Texto extraído da coluna Funes do Jornal a União publicado na data de 31/05/2024. 

 

No Sertão, quando havia bom inverno, a fartura de milho e feijão era grande. Quando chegava o mês de junho, as salas das casas já não tinham espaço. Nos roçados parte dessa produção se estragava. Era comum a vizinhança se reunir até tarde para debulhar feijão. Era muita gente; não tinha cadeira para todos; assim sendo, sempre improvisavam um lugar para sentar, às vezes se acomodavam até no chão. O bom mesmo era a alegria do povo. Enquanto muitos debulhavam feijão, aproveitavam para contar suas lorotas duvidosas. Não faltavam histórias de caçador nem poesias de cordel e até disse me disse. Sempre aparecia um tocador de violão, ou, mesmo sem instrumento, muita gente cantava, ria e até paquerava e dava namoro. Era uma festa naquele mês de junho, quando, em toda casa, tinha um paiol de feijão para debulhar.

Muitos aproveitavam para dizerem já ter visto visagem (vulto em forma de pessoa ou animal) ou mal-assombrado (vozes, gemidos, choro e até utensílios de alumínio caindo e fazendo barulho, dentro ou aos arredores das casas abandonadas). Na frente daquelas casas velhas, muitos diziam terem visto vultos ou pessoas pedindo rezas. Alguns completavam ironicamente e diziam ter visto uma caveira oferecendo dinheiro. Outros iam interpretar sonhos e até fazer adivinhações e ensinar truque para as moças encalhadas conquistarem seus pretendentes. Era comum aparecer naquele ambiente pessoas até da família se dizendo cartomante. Quando alguém se interessava, elas levavam para um canto discreto e tomavam a grana. Era muita gente inocente caindo nesses falsos contos, tudo isso nas debulhas de feijão.

Muitas dessas histórias e visões eram comuns a quem passava durante a noite em frente às antigas casas grandes onde já residiam os antigos coronéis e latifundiários ricos. Nessas conversas do trancoso, falavam também do que
viam nas velhas estradas onde existiam muitas cruzes de pessoas que ali faleceram de morte natural ou assassinadas.
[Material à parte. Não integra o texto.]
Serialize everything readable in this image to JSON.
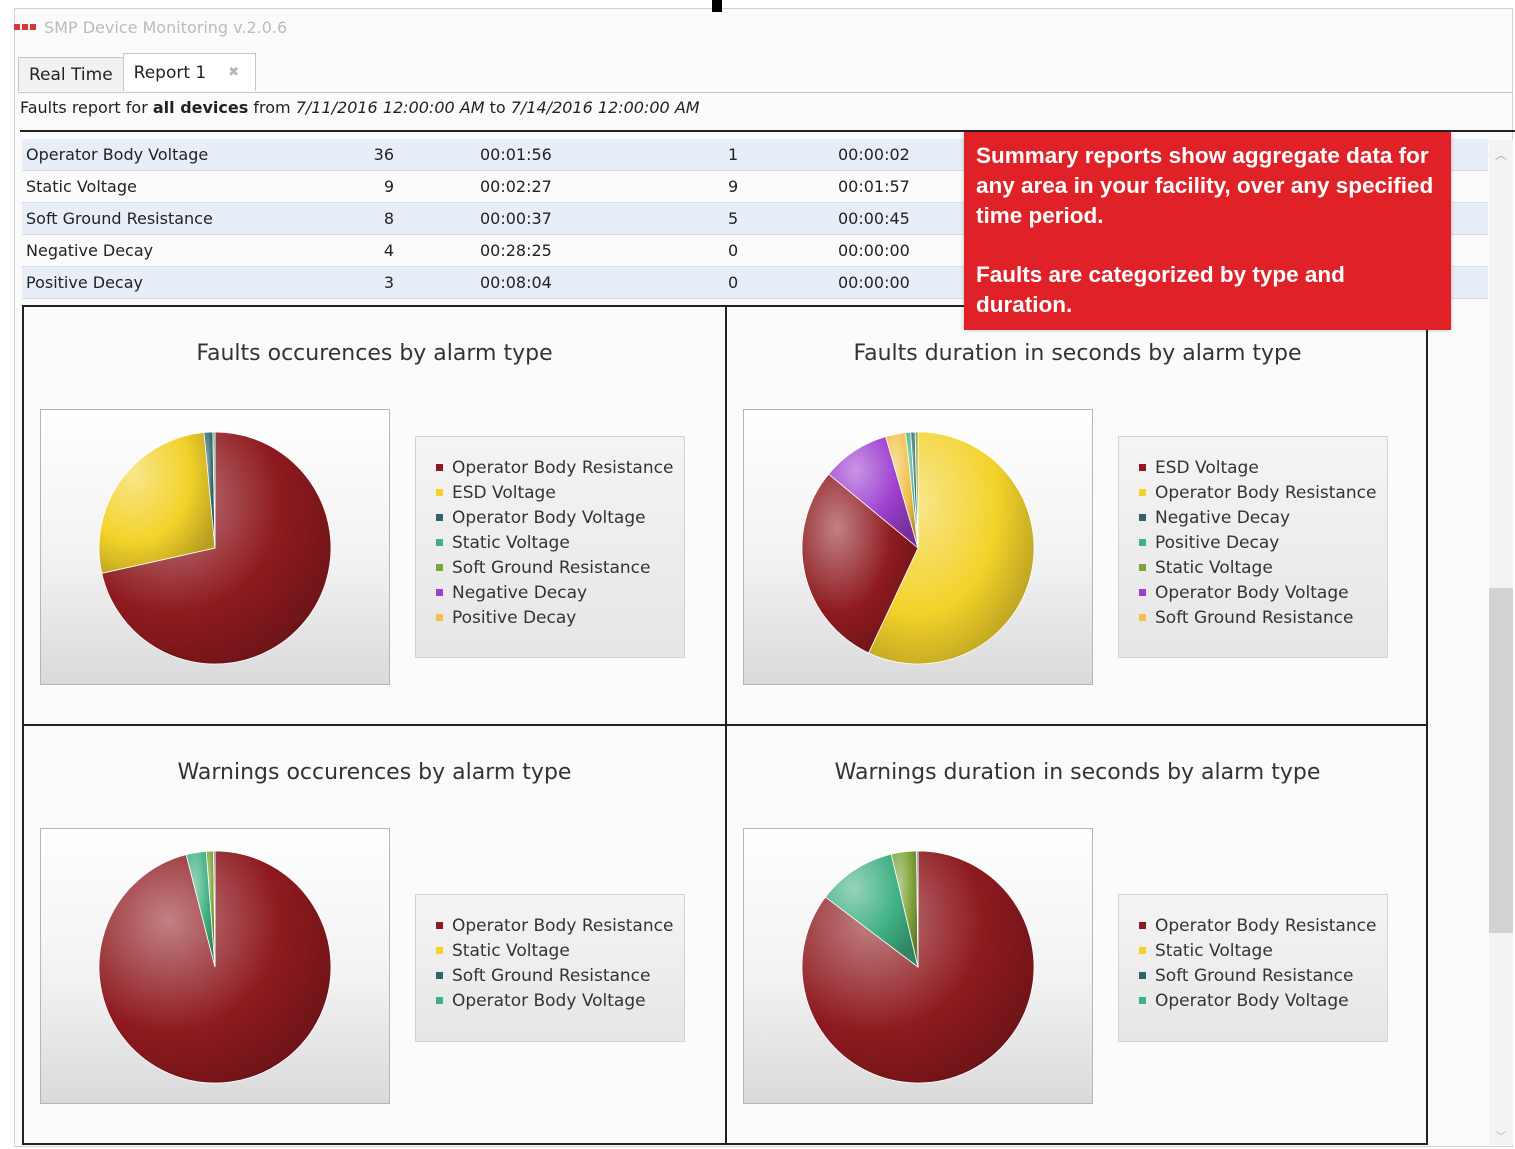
{
  "app": {
    "title": "SMP Device Monitoring v.2.0.6"
  },
  "tabs": [
    {
      "label": "Real Time"
    },
    {
      "label": "Report 1",
      "close_icon": "close-icon"
    }
  ],
  "report_line": {
    "prefix": "Faults report for ",
    "scope": "all devices",
    "from_word": " from ",
    "start": "7/11/2016 12:00:00 AM",
    "to_word": " to ",
    "end": "7/14/2016 12:00:00 AM"
  },
  "table": {
    "rows": [
      [
        "Operator Body Voltage",
        "36",
        "00:01:56",
        "1",
        "00:00:02"
      ],
      [
        "Static Voltage",
        "9",
        "00:02:27",
        "9",
        "00:01:57"
      ],
      [
        "Soft Ground Resistance",
        "8",
        "00:00:37",
        "5",
        "00:00:45"
      ],
      [
        "Negative Decay",
        "4",
        "00:28:25",
        "0",
        "00:00:00"
      ],
      [
        "Positive Decay",
        "3",
        "00:08:04",
        "0",
        "00:00:00"
      ]
    ]
  },
  "callout": {
    "line1": "Summary reports show aggregate data for any area in your facility, over any specified time period.",
    "line2": "Faults are categorized by type and duration."
  },
  "colors": {
    "Operator Body Resistance": "#8e1a1f",
    "ESD Voltage": "#f3d22a",
    "Operator Body Voltage": "#2f6468",
    "Static Voltage": "#40b184",
    "Soft Ground Resistance": "#7fa33a",
    "Negative Decay": "#9d3fcf",
    "Positive Decay": "#f2c14a"
  },
  "chart_data": [
    {
      "type": "pie",
      "title": "Faults occurences by alarm type",
      "legend": [
        "Operator Body Resistance",
        "ESD Voltage",
        "Operator Body Voltage",
        "Static Voltage",
        "Soft Ground Resistance",
        "Negative Decay",
        "Positive Decay"
      ],
      "legend_colors": [
        "#8e1a1f",
        "#f3d22a",
        "#2f6468",
        "#40b184",
        "#7fa33a",
        "#9d3fcf",
        "#f2c14a"
      ],
      "slices": [
        {
          "label": "Operator Body Resistance",
          "value": 71.5
        },
        {
          "label": "ESD Voltage",
          "value": 27.0
        },
        {
          "label": "Operator Body Voltage",
          "value": 1.2
        },
        {
          "label": "Static Voltage",
          "value": 0.3
        }
      ]
    },
    {
      "type": "pie",
      "title": "Faults duration in seconds by alarm type",
      "legend": [
        "ESD Voltage",
        "Operator Body Resistance",
        "Negative Decay",
        "Positive Decay",
        "Static Voltage",
        "Operator Body Voltage",
        "Soft Ground Resistance"
      ],
      "legend_colors": [
        "#8e1a1f",
        "#f3d22a",
        "#2f6468",
        "#40b184",
        "#7fa33a",
        "#9d3fcf",
        "#f2c14a"
      ],
      "slices": [
        {
          "label": "ESD Voltage",
          "value": 57.0
        },
        {
          "label": "Operator Body Resistance",
          "value": 29.0
        },
        {
          "label": "Negative Decay",
          "value": 9.5
        },
        {
          "label": "Positive Decay",
          "value": 2.8
        },
        {
          "label": "Static Voltage",
          "value": 0.7
        },
        {
          "label": "Operator Body Voltage",
          "value": 0.6
        },
        {
          "label": "Soft Ground Resistance",
          "value": 0.4
        }
      ]
    },
    {
      "type": "pie",
      "title": "Warnings occurences by alarm type",
      "legend": [
        "Operator Body Resistance",
        "Static Voltage",
        "Soft Ground Resistance",
        "Operator Body Voltage"
      ],
      "legend_colors": [
        "#8e1a1f",
        "#f3d22a",
        "#2f6468",
        "#40b184"
      ],
      "slices": [
        {
          "label": "Operator Body Resistance",
          "value": 96.0
        },
        {
          "label": "Static Voltage",
          "value": 2.8
        },
        {
          "label": "Soft Ground Resistance",
          "value": 1.0
        },
        {
          "label": "Operator Body Voltage",
          "value": 0.2
        }
      ]
    },
    {
      "type": "pie",
      "title": "Warnings duration in seconds by alarm type",
      "legend": [
        "Operator Body Resistance",
        "Static Voltage",
        "Soft Ground Resistance",
        "Operator Body Voltage"
      ],
      "legend_colors": [
        "#8e1a1f",
        "#f3d22a",
        "#2f6468",
        "#40b184"
      ],
      "slices": [
        {
          "label": "Operator Body Resistance",
          "value": 85.3
        },
        {
          "label": "Static Voltage",
          "value": 11.0
        },
        {
          "label": "Soft Ground Resistance",
          "value": 3.5
        },
        {
          "label": "Operator Body Voltage",
          "value": 0.2
        }
      ]
    }
  ]
}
As histórias eram diversas, muitos diziam terem visto até mula sem cabeça.

Todas essas conversas não tinham fundamento, eram para tirar atenção dos debulhadores de feijão para que eles não cochilassem. Por outro lado, algumas dessas histórias até convenciam e deixavam dúvidas, e eram interpretadas como se alguém que já tivesse morrido quisesse se comunicar e oferecer ouro enterrado que se conhece como “botija”. Botija é uma vasilha de barro ou metal de uso doméstico, que, naquele tempo, quando não havia cofre, usava-se para guardar ouro e prata.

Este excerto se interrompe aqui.